Before the start of a battle
Line up of fencers for battle
The fencer who is called first by the umpire, as the referee is called in fencing, stands on the right as seen from the umpire. But if he is left-handed, he stands on the left and draws the chairman's attention to this.
The reason is simple: If a left-hander fights a right-hander and the left-hander is on the right, then the chairman sees both of them from behind, i.e. the fencers cover the actual event with their bodies. But if the left-hander is on the left, the chairman sees both of them from the front. So he can follow what is happening better.
Both fencers are obliged to appear at the lane with several spare weapons and spare body cables, otherwise there will be a yellow card (warning).
After the fencers have lined up and connected to the electrical hit display, the umpire checks their weapons. In the case of foil and épée, the fencers place their blades vertically and the chairman puts a weight on the tip of the blade, 500 grams in the case of foil, 750 grams in the case of the epee. He presses on the weight and triggers a hit display. If the compression spring of the tip is correctly tensioned, the display must then go out again. If it does not go out, it means that the weapon would also display hits below the prescribed minimum pressure. In epee fencing, the chairman also checks the so-called ignition run. In the event of a hit, the tip must be able to be depressed by at least 1 millimeter before the hit display is triggered. The chairman first checks whether his gauge with a thickness of 1.5 millimeters fits between the tip sleeve and the tip head. Then he pushes another gauge 0.5 millimeters thick in between and presses on the tip head, which now cannot be pushed in by this 0.5 millimeter all the way to the stop. The hit display must not be triggered during this check.
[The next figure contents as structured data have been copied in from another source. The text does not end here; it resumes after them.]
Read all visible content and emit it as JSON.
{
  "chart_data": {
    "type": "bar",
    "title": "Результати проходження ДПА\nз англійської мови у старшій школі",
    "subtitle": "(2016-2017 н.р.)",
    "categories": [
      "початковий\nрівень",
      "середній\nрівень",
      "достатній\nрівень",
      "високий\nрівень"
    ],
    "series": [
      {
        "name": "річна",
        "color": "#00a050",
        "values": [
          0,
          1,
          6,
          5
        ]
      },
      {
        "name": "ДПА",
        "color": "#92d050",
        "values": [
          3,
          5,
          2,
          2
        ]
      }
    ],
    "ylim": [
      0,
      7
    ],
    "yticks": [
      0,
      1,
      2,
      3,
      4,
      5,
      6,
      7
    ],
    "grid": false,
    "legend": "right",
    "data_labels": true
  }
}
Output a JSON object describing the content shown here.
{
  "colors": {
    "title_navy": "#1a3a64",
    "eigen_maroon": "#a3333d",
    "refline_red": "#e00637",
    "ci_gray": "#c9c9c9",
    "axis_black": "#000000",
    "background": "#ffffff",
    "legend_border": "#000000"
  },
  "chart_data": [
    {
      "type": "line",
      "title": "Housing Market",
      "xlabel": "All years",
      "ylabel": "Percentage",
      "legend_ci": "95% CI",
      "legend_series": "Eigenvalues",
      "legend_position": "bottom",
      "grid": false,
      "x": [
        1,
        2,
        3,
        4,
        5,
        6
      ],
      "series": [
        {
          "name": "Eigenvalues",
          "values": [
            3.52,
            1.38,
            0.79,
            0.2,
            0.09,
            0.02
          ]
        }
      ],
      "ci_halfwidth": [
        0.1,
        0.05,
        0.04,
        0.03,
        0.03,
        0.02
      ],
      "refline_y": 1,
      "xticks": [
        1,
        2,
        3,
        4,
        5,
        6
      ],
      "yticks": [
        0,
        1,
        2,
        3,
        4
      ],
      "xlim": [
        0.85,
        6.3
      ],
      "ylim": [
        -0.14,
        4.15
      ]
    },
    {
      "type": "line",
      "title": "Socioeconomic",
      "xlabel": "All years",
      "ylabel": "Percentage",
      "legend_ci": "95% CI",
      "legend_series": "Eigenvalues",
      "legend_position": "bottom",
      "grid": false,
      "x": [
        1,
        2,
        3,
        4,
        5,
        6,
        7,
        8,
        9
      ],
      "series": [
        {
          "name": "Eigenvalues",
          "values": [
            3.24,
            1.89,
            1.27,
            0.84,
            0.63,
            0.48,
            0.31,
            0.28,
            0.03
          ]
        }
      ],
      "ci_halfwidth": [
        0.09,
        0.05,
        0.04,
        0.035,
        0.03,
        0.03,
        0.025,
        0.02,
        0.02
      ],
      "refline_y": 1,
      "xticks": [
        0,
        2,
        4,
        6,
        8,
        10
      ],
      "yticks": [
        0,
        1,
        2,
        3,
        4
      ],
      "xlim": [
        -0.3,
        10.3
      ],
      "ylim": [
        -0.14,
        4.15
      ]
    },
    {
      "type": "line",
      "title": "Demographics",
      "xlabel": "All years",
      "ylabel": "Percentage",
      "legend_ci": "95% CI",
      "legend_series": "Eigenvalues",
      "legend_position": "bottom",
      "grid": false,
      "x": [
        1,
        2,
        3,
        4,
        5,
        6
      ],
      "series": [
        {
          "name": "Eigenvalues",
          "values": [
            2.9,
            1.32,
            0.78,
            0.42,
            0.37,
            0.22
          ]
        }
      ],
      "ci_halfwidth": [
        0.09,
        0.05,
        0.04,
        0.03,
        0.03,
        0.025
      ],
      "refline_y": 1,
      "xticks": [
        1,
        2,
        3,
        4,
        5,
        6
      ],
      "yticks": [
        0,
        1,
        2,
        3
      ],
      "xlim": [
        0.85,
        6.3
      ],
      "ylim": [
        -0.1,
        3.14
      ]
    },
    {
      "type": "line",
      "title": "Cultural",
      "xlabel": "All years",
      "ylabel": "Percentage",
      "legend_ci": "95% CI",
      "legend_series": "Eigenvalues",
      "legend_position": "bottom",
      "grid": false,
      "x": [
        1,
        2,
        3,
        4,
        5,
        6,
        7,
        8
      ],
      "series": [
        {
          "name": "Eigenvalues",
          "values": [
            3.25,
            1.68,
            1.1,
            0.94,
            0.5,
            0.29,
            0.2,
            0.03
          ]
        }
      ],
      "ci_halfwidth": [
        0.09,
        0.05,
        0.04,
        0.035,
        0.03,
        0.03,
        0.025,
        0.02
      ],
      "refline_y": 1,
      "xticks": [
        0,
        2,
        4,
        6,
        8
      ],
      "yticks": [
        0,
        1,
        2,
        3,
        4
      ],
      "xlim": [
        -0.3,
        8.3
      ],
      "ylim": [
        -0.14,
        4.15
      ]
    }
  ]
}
Then the fencers check the functionality of the electrical equipment as a whole:
Foil fencers easily come across the electrically conductive brocade vest of the opponent, which covers his valid target area. If the function is correct, the hit display "valid" must be triggered on both sides.
Saber fencers hit lightly on the electrically conductive brocade jacket or the equally conductive mask of the opponent, which covers his valid hit area. The hit display "valid" must also be triggered on both sides.
Epee fencers encounter the bell of the opposing weapon. No display may be triggered in the process.
If any part of the personal equipment (e.g. weapon or body cable) does not function according to the rules before the start of the bout, the fencer will receive a yellow card (warning). If the replacement does not work afterwards either, then there is a red card (penalty hit). If something breaks during the battle, there is no warning; but if the fencer in question does not have a functioning replacement ready on the track.